The NFL lockout could end next month or next year. No matter when it concludes, however, the Green Bay Packers have already canceled one of their most successful offseason events.
The time has come and gone for coach Mike McCarthy's renowned "quarterback school," an intensive and top-secret program designed to give his most important players a head start on the season. It's possible that a truncated version could be revived if the lockout ends soon, but McCarthy was already lamenting its demise last week at the NFL owners meeting.
"To me, March is the most important time of year for a young quarterback," McCarthy said. "March and April, I've always felt, is when you get your individual improvement. That opportunity has obviously gone by the wayside."

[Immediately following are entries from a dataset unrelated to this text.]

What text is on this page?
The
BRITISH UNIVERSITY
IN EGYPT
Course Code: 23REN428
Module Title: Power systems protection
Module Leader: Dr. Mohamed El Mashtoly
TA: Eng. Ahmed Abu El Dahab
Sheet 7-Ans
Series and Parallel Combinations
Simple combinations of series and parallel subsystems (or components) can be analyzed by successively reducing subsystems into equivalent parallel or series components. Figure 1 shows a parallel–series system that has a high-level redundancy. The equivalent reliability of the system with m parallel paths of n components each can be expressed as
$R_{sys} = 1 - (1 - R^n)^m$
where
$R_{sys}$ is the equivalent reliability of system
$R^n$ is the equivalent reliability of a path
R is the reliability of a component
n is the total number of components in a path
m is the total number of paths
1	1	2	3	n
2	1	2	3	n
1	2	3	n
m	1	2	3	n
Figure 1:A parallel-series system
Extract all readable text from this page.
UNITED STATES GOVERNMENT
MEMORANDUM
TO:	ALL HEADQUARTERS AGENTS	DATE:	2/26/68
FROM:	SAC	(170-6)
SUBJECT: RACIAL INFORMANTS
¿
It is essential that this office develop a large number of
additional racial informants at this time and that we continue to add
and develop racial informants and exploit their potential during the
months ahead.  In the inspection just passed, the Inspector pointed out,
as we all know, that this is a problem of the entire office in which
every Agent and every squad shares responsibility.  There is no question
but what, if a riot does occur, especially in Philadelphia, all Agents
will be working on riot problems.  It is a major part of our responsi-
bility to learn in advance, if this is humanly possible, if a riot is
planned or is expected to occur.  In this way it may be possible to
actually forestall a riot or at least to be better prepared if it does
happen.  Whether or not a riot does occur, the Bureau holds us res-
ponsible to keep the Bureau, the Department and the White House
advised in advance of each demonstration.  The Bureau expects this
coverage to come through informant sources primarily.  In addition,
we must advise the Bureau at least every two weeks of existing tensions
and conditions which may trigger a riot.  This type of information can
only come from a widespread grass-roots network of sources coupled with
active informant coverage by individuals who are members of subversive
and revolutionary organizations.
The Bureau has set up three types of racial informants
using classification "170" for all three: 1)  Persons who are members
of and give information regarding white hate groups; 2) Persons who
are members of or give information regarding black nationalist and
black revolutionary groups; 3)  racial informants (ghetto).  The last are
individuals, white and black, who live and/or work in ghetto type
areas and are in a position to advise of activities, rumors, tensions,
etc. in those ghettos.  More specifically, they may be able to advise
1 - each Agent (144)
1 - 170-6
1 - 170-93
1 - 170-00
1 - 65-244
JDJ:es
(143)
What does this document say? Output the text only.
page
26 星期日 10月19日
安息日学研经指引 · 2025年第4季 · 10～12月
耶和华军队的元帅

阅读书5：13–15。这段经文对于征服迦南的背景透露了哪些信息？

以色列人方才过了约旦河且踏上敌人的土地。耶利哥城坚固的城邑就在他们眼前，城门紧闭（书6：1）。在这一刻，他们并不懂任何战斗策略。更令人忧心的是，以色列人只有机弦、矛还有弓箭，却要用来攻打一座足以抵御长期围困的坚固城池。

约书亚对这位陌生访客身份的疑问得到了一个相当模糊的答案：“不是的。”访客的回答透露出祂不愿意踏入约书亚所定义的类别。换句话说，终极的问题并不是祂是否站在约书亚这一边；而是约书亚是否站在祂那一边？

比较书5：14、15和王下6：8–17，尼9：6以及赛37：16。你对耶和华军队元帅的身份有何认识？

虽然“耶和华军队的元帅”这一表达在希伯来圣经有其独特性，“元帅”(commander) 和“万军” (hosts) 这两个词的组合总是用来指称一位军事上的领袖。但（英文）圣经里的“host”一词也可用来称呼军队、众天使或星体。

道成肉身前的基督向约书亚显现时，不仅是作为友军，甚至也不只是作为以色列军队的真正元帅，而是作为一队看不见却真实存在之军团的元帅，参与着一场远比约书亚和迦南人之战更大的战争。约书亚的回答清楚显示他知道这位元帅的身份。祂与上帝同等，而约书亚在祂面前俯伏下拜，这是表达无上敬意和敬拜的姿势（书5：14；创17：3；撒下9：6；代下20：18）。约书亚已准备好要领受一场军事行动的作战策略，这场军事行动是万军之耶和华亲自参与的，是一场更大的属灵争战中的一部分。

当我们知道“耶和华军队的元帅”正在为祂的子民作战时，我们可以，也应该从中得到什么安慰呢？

Most players weren't scheduled to return for the Packers' offseason program until next month, but absent a lockout, quarterbacks Matt Flynn and Graham Harrell would have been in a Lambeau Field classroom for the past three weeks. (McCarthy said he isn't sure if he would have asked starter Aaron Rodgers to attend every session.) Among other things, the quarterback school would have given Harrell the opportunity to develop and demonstrate enough progress to secure the No. 2 job if the Packers got a strong trade offer for Flynn, another product of the program.
I innocently asked McCarthy what happens at his quarterback school. He smiled and said, "That's top-secret stuff, man" before emphasizing that he follows all of the NFL's offseason rules for offseason player participation.
The concept began, McCarthy said, when he started as an NFL assistant in the early 1990s.
"Particularly in the old days, you draft a young quarterback and he goes and sits in a corner and he takes all the notes," he said. "Then all of a sudden you get to [the next] March, and they say, 'You know, I didn't want to ask a question in front of the other guys but I never knew what the hell you were talking about.' So and you're like, 'I just spent a year with this guy and he doesn't know the base protections.' That was a big moment for me personally when I was a position coach."
So on the first day of quarterback school, the Packers "go back to page one," McCarthy said. That means reviewing how to call for a huddle and moving from there. In recent years, McCarthy asked Rodgers to present some of the information as a way to mix it up and keep things interesting for a veteran group.
"Each year, as he goes through it, you try to eliminate some of the redundancies," McCarthy said, "but it's to give those young quarterbacks that chance to go back to square one every year. You learn the base protections, all the adjustments, I've been in the same offense since 1989, and I still learn something new each year. You're never too experienced or been in it long enough to not find a better way this year.
"Because today's game, it's just a big circle. The NFL is just a circle of adjustments, whether it's the 3-4, or whether it's the 4-3, whether you're spreading them out or running the ball. You really don't run new plays. There are so many great coaches and players that have come before us and you're just reinventing the stuff that have been done over history. You try to stay one step ahead of your opponents."
In McCarthy's world, the quickest way to that point is to have multiple quarterbacks who know what they're doing. The Packers should have that this year with or without a quarterback school. But as with the case of the Minnesota Vikings' pre-draft minicamp, the lockout has already eliminated an opportunity for further progress.